In this problem students further develop 'a feel for' 2- and 3-dimensional objects. The problem introduces and explores triangular numbers, as the cannon balls in each layer of the pyramid form an equilateral triangle.
In order for the cannon balls to sit on top of each other, the students need to see that one ball will comfortably fit on top of three others. This is best modelled this using tennis balls or oranges.
Triangular numbers become of more interest in higher levels when students explore square numbers, pentagonal numbers and so on. The pictures below show why these numbers are named after geometric objects.

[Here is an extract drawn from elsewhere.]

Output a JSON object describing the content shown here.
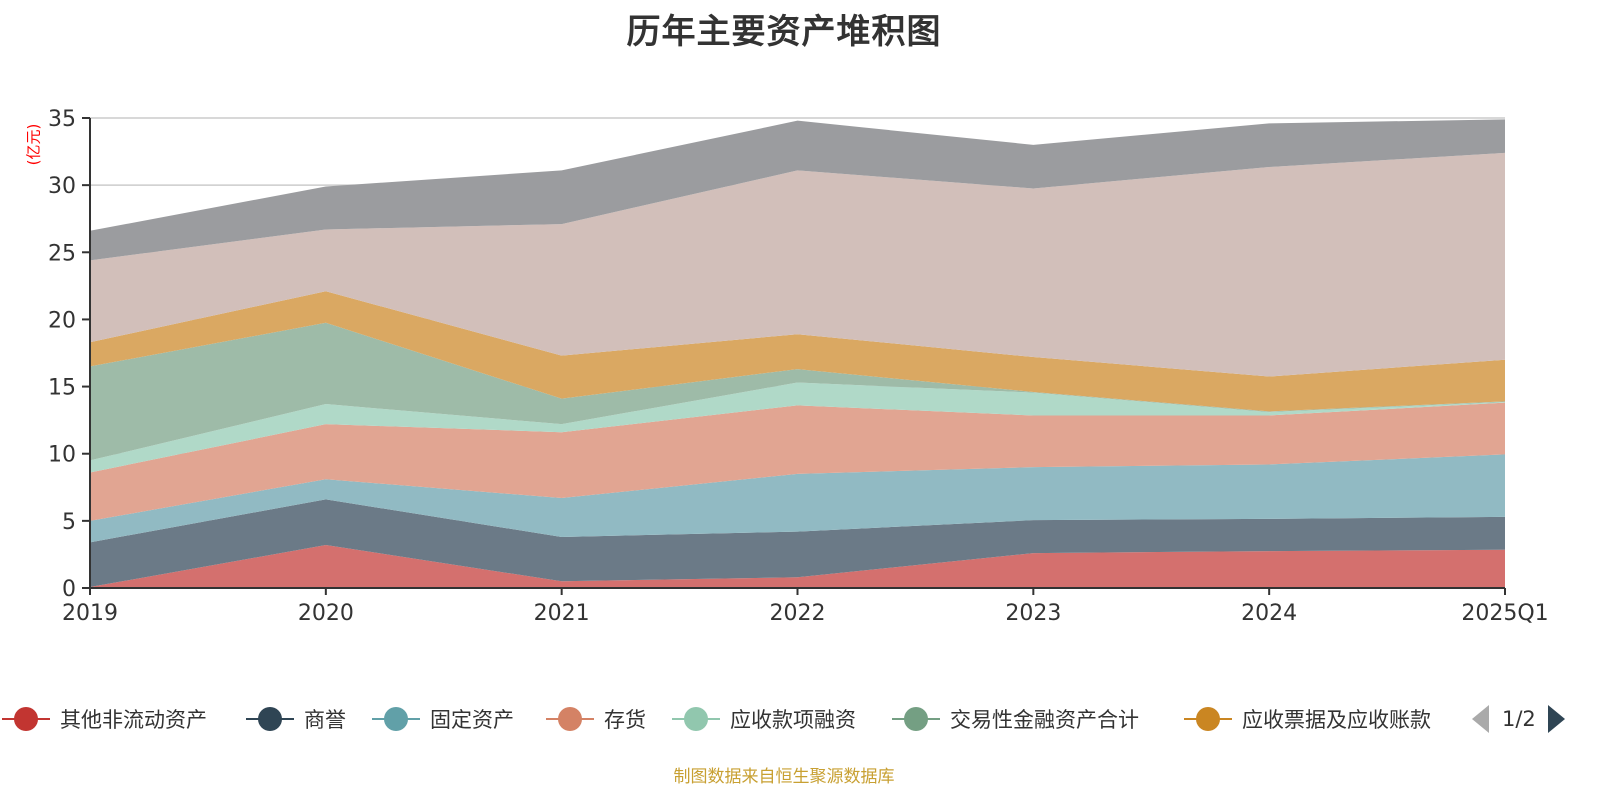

The first three triangular numbers The first three square numbers
In the secondary school, triangular numbers are part of the family of Binomial Coefficients. These numbers have a major part to play in counting, and are vital to probability and statistics generally.
There is a pyramid of cannon balls on a pirate ship. The first layer looks like this when you look down on it from above.
How many cannon balls are there in this layer (the first layer)?
How many cannon balls will there be in the second layer?
How many cannon balls will there be in the third layer?
How many cannon balls in the top layer?
How many cannon balls do you need to complete the pyramid?
Sometimes fruit is piled this way at supermarkets.
If the pirates wanted to put another layer of cannon balls on their pile they would need to lift it up and put another triangle on the bottom. How many cannon balls would there be in such a layer?
In the first layer there are 1 (across the top) + 2 and 3 (across the middle two rows) + 4 (four at the bottom) = 10 cannon balls.
In the second layer there are 1 + 2 + 3 = 6 cannon balls.
In the third layer there are 1 + 2 = 3 cannon balls.
There is only one cannon ball in the top layer.
All together there are 10 + 6 + 3 + 1 = 20 cannon balls.
If a layer of cannon balls is put underneath the present bottom one it would need 1 + 2 + 3 + 4 + 5 = 15 cannon balls.